Limitations of Prior Work: The intuition behind OE is straightforward: classify ID samples normally and ensure the model is not overconfident about OE samples. Classic OE thus pushes OOD outputs toward a uniform distribution, and methods like Energy-OE apply regularization on logits or posterior scores. However, these approaches do not explicitly define the structure of the feature space. The model must use the same set of ID classifiers to distinguish fine-grained ID categories while simultaneously rejecting diverse OOD samples, leading to naturally entangled optimization objectives.

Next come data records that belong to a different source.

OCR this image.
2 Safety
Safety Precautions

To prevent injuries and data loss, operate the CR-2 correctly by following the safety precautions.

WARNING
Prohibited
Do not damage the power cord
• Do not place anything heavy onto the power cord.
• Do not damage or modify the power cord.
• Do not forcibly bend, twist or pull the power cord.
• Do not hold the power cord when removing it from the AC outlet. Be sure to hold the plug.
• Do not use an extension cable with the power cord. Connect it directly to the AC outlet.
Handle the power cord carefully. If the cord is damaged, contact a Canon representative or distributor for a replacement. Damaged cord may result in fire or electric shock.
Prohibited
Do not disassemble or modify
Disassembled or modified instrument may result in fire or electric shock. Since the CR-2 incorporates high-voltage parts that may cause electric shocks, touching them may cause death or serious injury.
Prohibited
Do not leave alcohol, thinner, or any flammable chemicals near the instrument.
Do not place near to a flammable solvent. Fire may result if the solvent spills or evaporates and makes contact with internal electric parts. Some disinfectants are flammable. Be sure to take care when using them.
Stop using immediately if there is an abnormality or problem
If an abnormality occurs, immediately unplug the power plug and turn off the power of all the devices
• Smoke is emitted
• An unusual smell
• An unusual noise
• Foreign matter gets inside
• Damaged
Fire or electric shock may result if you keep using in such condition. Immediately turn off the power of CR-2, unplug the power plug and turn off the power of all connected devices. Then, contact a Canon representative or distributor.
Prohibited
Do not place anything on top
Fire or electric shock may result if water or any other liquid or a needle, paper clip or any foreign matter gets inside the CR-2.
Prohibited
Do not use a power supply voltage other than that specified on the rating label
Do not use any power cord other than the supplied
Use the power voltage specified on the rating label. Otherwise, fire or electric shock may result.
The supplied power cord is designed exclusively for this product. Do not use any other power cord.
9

Key Challenge: The true distribution of OOD is extremely broad and continuously changing. Requiring only "low confidence" for OE samples does not guarantee they are assigned a sufficiently rich representation space. Consequently, ID features may be disturbed by OE gradients, making it difficult to converge stably to a compact and separable Neural Collapse geometry. OOD features might also merely be compressed near classification boundaries rather than forming a controllable, interpretable, and high-capacity anomaly subspace.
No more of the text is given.